More OpenMP Experiments with M4RI
Motivated by a thread on [mpir-dev] I played around with OpenMP again today. The performance does not scale linearly … but hey it scales at all. I guess eventually I’ll have to get serious about this and sit down to make this proper.
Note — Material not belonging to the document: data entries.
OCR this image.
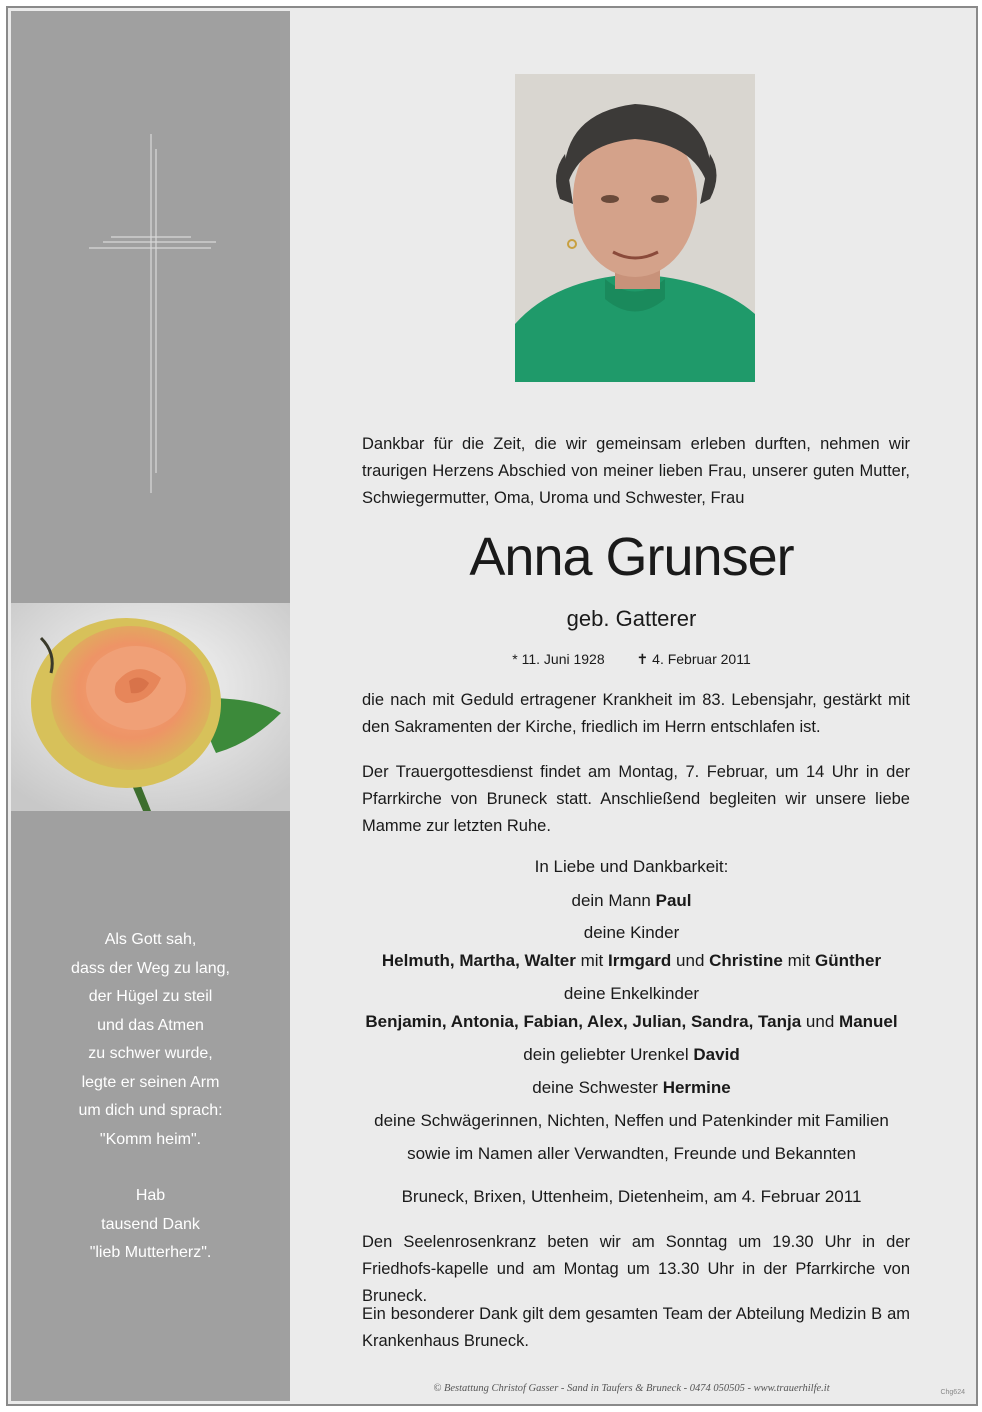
Als Gott sah,

dass der Weg zu lang,

der Hügel zu steil

und das Atmen

zu schwer wurde,

legte er seinen Arm

um dich und sprach:

"Komm heim".

Hab

tausend Dank

"lieb Mutterherz".

Dankbar für die Zeit, die wir gemeinsam erleben durften, nehmen wir traurigen Herzens Abschied von meiner lieben Frau, unserer guten Mutter, Schwiegermutter, Oma, Uroma und Schwester, Frau
Anna Grunser
geb. Gatterer
* 11. Juni 1928 ✝ 4. Februar 2011
die nach mit Geduld ertragener Krankheit im 83. Lebensjahr, gestärkt mit den Sakramenten der Kirche, friedlich im Herrn entschlafen ist.
Der Trauergottesdienst findet am Montag, 7. Februar, um 14 Uhr in der Pfarrkirche von Bruneck statt. Anschließend begleiten wir unsere liebe Mamme zur letzten Ruhe.
In Liebe und Dankbarkeit:
dein Mann Paul
deine Kinder
Helmuth, Martha, Walter mit Irmgard und Christine mit Günther
deine Enkelkinder
Benjamin, Antonia, Fabian, Alex, Julian, Sandra, Tanja und Manuel
dein geliebter Urenkel David
deine Schwester Hermine
deine Schwägerinnen, Nichten, Neffen und Patenkinder mit Familien
sowie im Namen aller Verwandten, Freunde und Bekannten
Bruneck, Brixen, Uttenheim, Dietenheim, am 4. Februar 2011
Den Seelenrosenkranz beten wir am Sonntag um 19.30 Uhr in der Friedhofs-kapelle und am Montag um 13.30 Uhr in der Pfarrkirche von Bruneck.
Ein besonderer Dank gilt dem gesamten Team der Abteilung Medizin B am Krankenhaus Bruneck.
© Bestattung Christof Gasser - Sand in Taufers & Bruneck - 0474 050505 - www.trauerhilfe.it	Chg624
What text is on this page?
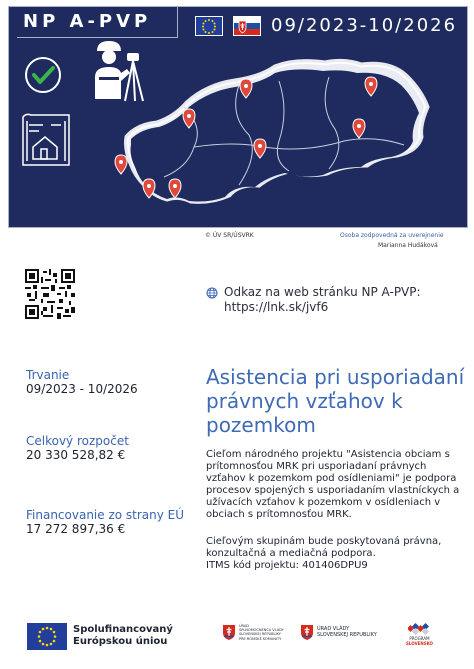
NP A-PVP	09/2023-10/2026
© ÚV SR/ÚSVRK	Osoba zodpovedná za uverejnenie
Marianna Hudáková
Odkaz na web stránku NP A-PVP:
https://lnk.sk/jvf6
Trvanie
09/2023 - 10/2026
Celkový rozpočet
20 330 528,82 €
Financovanie zo strany EÚ
17 272 897,36 €
Asistencia pri usporiadaní právnych vzťahov k pozemkom
Cieľom národného projektu "Asistencia obciam s prítomnosťou MRK pri usporiadaní právnych vzťahov k pozemkom pod osídleniami" je podpora procesov spojených s usporiadaním vlastníckych a užívacích vzťahov k pozemkom v osídleniach v obciach s prítomnosťou MRK.
Cieľovým skupinám bude poskytovaná právna, konzultačná a mediačná podpora.
ITMS kód projektu: 401406DPU9
Spolufinancovaný
Európskou úniou
ÚRAD
SPLNOMOCNENCA VLÁDY
SLOVENSKEJ REPUBLIKY
PRE RÓMSKE KOMUNITY
ÚRAD VLÁDY
SLOVENSKEJ REPUBLIKY
PROGRAM
SLOVENSKO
Anyway, here are the timings (on geom.math.washington.edu)
| n | M4RI 1 thread |
PLUQ 1 thread |
M4RI 4 threads |
PLUQ 4 threads |
M4RI 16 threads |
PLUQ 16 threads |
PLUQ 16 threads cutoff=2048 |
|---|---|---|---|---|---|---|---|
| 10,000 | 1.72 | 0.85 | 1.03 | 0.86 | 0.58 | 0.80 | 0.77 |
| 16,384 | 13.75 | 5.76 | 4.78 | 4.23 | |||
| 20,000 | 27.02 | 5.45 | 7.35 | 5.48 | 3.27 | 3.68 | |
| 32,000 | 112.74 | 21.96 | 30.51 | 22.02 | 13.78 | 13.91 | 12.95 |
| 64,000 | 227.80 | 157.03 | 104.94 | 75.95 | 66.54 | ||
| 100,000 | 1078.72 | 429.32 | 869.43 | 596.51 | 428.08 | 260.99 | 231.01 |
For some reason which I don’t understand yet is PLUQ slower for 16,384 than 20,000 on this machine. The code is on bitbucket.